Amnesiac
7.7
Amnesiac

Album de Radiohead (2001)

Le virage électronique pris en l’an 2000 avec Kid A se confirme. Cependant, ce serait réducteur de voir Amnesiac comme un album d’electronica ou même comme un album de rock alternatif teinté d’electronica. C’est en fait une œuvre unique en son genre où les grands courants fondateurs se rencontrent : classique, jazz, rock, electro.


La similarité avec Kid A est flagrante, et ce pour une bonne raison : les morceaux d’Amnesiac sont issus des mêmes sessions d’enregistrement. Le groupe a d'ailleurs hésité à sortir un double album mais a pensé que ça ferait trop dense. Amnesiac est donc la suite et le double de Kid A, avec lequel il forme un diptyque. Des correspondances existent entre les deux albums, dont la plus flagrante est « Morning Bell », morceau présent sur Kid A et présent ici dans une autre version sous le titre « Morning Bell / Amnesiac ». Le morceau d’ouverture « Packt Like Sardines In A Crushd Tin Box » répond à celui de Kid A, « Everything in it Right Place », en annonçant d’emblée la couleur électronique. Le morceau de clôture « Life in a Glass House » répond parallèlement à celui de son prédécesseur, « Motion Picture Soundtrack », en offrant une ouverture stylistique et une certaine respiration. « Pyramid Song », quant à elle, répond à « How to Disappear Completely », autre ballade rock lente et touchant au sublime.

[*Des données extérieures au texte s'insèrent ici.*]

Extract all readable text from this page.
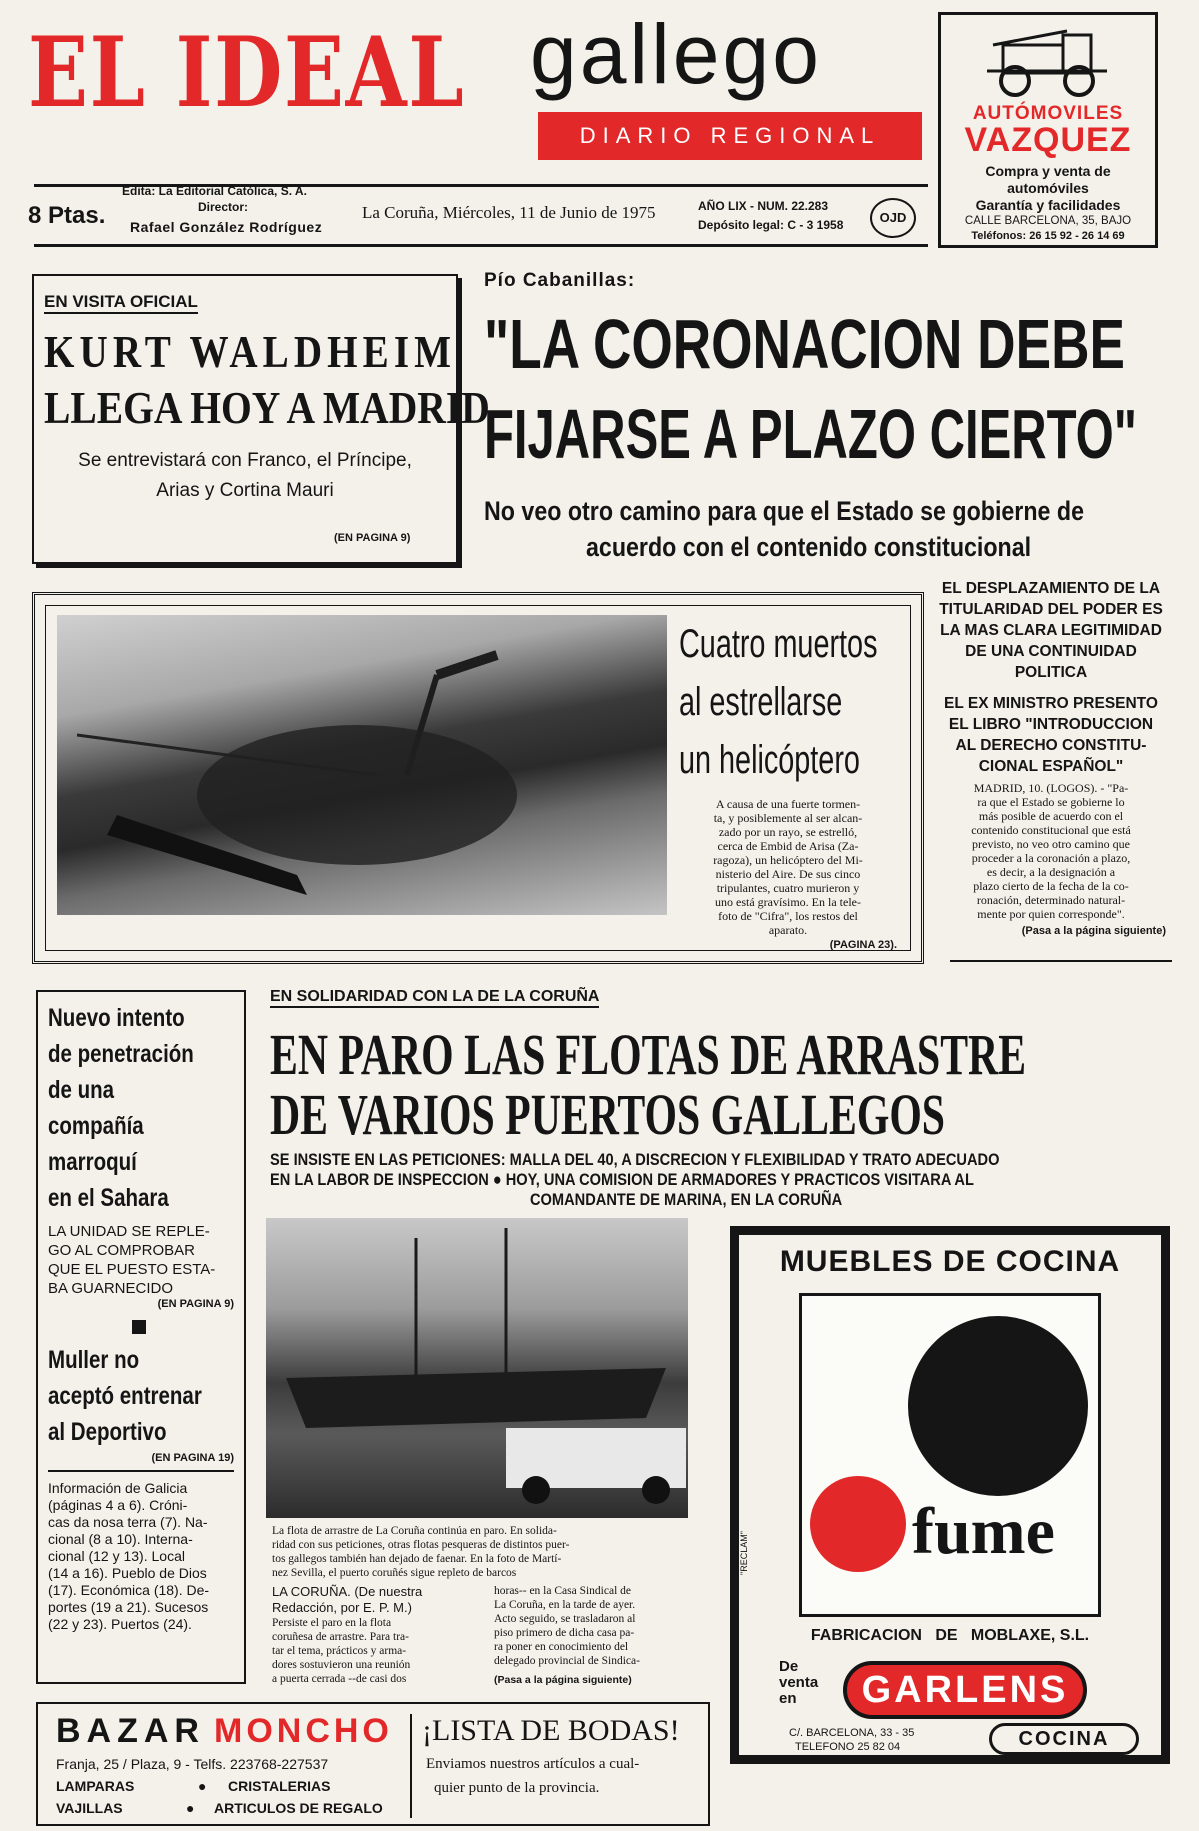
EL IDEAL gallego
DIARIO REGIONAL
8 Ptas.
Edita: La Editorial Católica, S. A.
Director:
Rafael González Rodríguez
La Coruña, Miércoles, 11 de Junio de 1975	AÑO LIX - NUM. 22.283
Depósito legal: C - 3 1958	OJD
AUTÓMOVILES
VAZQUEZ
Compra y venta de
automóviles
Garantía y facilidades
CALLE BARCELONA, 35, BAJO
Teléfonos: 26 15 92 - 26 14 69
EN VISITA OFICIAL
KURT WALDHEIM
LLEGA HOY A MADRID
Se entrevistará con Franco, el Príncipe,
Arias y Cortina Mauri
(EN PAGINA 9)
Pío Cabanillas:
"LA CORONACION DEBE
FIJARSE A PLAZO CIERTO"
No veo otro camino para que el Estado se gobierne de
acuerdo con el contenido constitucional
EL DESPLAZAMIENTO DE LA
TITULARIDAD DEL PODER ES
LA MAS CLARA LEGITIMIDAD
DE UNA CONTINUIDAD
POLITICA
EL EX MINISTRO PRESENTO
EL LIBRO "INTRODUCCION
AL DERECHO CONSTITU-
CIONAL ESPAÑOL"
MADRID, 10. (LOGOS). - "Pa-
ra que el Estado se gobierne lo
más posible de acuerdo con el
contenido constitucional que está
previsto, no veo otro camino que
proceder a la coronación a plazo,
es decir, a la designación a
plazo cierto de la fecha de la co-
ronación, determinado natural-
mente por quien corresponde".
(Pasa a la página siguiente)
Cuatro muertos
al estrellarse
un helicóptero
A causa de una fuerte tormen-
ta, y posiblemente al ser alcan-
zado por un rayo, se estrelló,
cerca de Embid de Arisa (Za-
ragoza), un helicóptero del Mi-
nisterio del Aire. De sus cinco
tripulantes, cuatro murieron y
uno está gravísimo. En la tele-
foto de "Cifra", los restos del
aparato.
(PAGINA 23).
Nuevo intento
de penetración
de una
compañía
marroquí
en el Sahara
LA UNIDAD SE REPLE-
GO AL COMPROBAR
QUE EL PUESTO ESTA-
BA GUARNECIDO
(EN PAGINA 9)
Muller no
aceptó entrenar
al Deportivo
(EN PAGINA 19)
Información de Galicia
(páginas 4 a 6). Cróni-
cas da nosa terra (7). Na-
cional (8 a 10). Interna-
cional (12 y 13). Local
(14 a 16). Pueblo de Dios
(17). Económica (18). De-
portes (19 a 21). Sucesos
(22 y 23). Puertos (24).
EN SOLIDARIDAD CON LA DE LA CORUÑA
EN PARO LAS FLOTAS DE ARRASTRE
DE VARIOS PUERTOS GALLEGOS
SE INSISTE EN LAS PETICIONES: MALLA DEL 40, A DISCRECION Y FLEXIBILIDAD Y TRATO ADECUADO
EN LA LABOR DE INSPECCION ● HOY, UNA COMISION DE ARMADORES Y PRACTICOS VISITARA AL
COMANDANTE DE MARINA, EN LA CORUÑA
La flota de arrastre de La Coruña continúa en paro. En solida-
ridad con sus peticiones, otras flotas pesqueras de distintos puer-
tos gallegos también han dejado de faenar. En la foto de Martí-
nez Sevilla, el puerto coruñés sigue repleto de barcos
LA CORUÑA. (De nuestra
Redacción, por E. P. M.)
Persiste el paro en la flota
coruñesa de arrastre. Para tra-
tar el tema, prácticos y arma-
dores sostuvieron una reunión
a puerta cerrada --de casi dos
horas-- en la Casa Sindical de
La Coruña, en la tarde de ayer.
Acto seguido, se trasladaron al
piso primero de dicha casa pa-
ra poner en conocimiento del
delegado provincial de Sindica-
(Pasa a la página siguiente)
MUEBLES DE COCINA
fume
"RECLAM"
FABRICACION   DE   MOBLAXE, S.L.
De
venta
en	GARLENS
C/. BARCELONA, 33 - 35
TELEFONO 25 82 04	COCINA
BAZAR MONCHO
Franja, 25 / Plaza, 9 - Telfs. 223768-227537
LAMPARAS	● CRISTALERIAS
VAJILLAS	● ARTICULOS DE REGALO
¡LISTA DE BODAS!
Enviamos nuestros artículos a cual-
quier punto de la provincia.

D’aucuns diront alors que Amnesiac n’est qu’une pâle copie de Kid A. Que nenni ! Outre le fait que les morceaux des deux albums se valent globalement en qualité, Radiohead respecte trop ses auditeurs pour oser surfer sur la vague d’un style qui – une fois encore – fonctionne diaboliquement. Le groupe n’a pas sélectionné des morceaux « rejetés » de Kid A, contrairement à ce que de mauvais esprits pourraient penser, mais a conçu les deux œuvres de façon concomitante en recherchant à la fois une cohérence d’ensemble pour chacune d’elle et une complémentarité entre les deux. Thom Yorke expliquera dans une interview la manière dont il perçoit cette complémentarité : “Si Kid A voulait donner l'impression de contempler un incendie dans le lointain, Amnesiac vise à placer l'auditeur au beau milieu des flammes”. En effet, tandis que Kid A était un album de l’ère glaciaire, Amnesiac sonne au contraire un album brûlant et enveloppant.


Certains morceaux résonnent de l'intérieur de leur âme, à commencer par "Pyramid Song", l’un des plus morceaux les plus beaux mais aussi les plus tristes de toute la discographie de Radiohead. Portée par un piano qui joue un rythme décalé aux accents jazzy, sa profondeur tient autant à ce piano qu’à la section de violons composée par Jonny Greenwood, au chant plaintif et lucide de Thom Yorke et à la batterie impitoyable de Phil Selway, qui livre ici l’une de ses prestations les plus mémorables depuis « Exit Music (For a Film) ». Dans un style similaire quoique un peu plus progressif, « You and Whose Army? » est elle aussi magnifique. On y retrouve le piano de « Pyramid Song » mais la tragédie a cédé la place à une forme un peu pataude de désespoir. « Knives Out », dont le jeu de guitares raffiné est inspiré par les Smiths, exhale également une chaleur acérée. Johnny Marr s’est déclaré flatté que Ed O’Brien la joue pour lui avant sa sortie. Tous ces titres font entendre des échos douloureux : ceux de l’incendie ? D’autres plus fébriles comme "Packt Like Sardines in a Crushd Tin Box" et "I Might Be Wrong" évoquent plutôt la fuite. Radiohead parvient à y donner la sensation de l’hermétisme sans être hermétique.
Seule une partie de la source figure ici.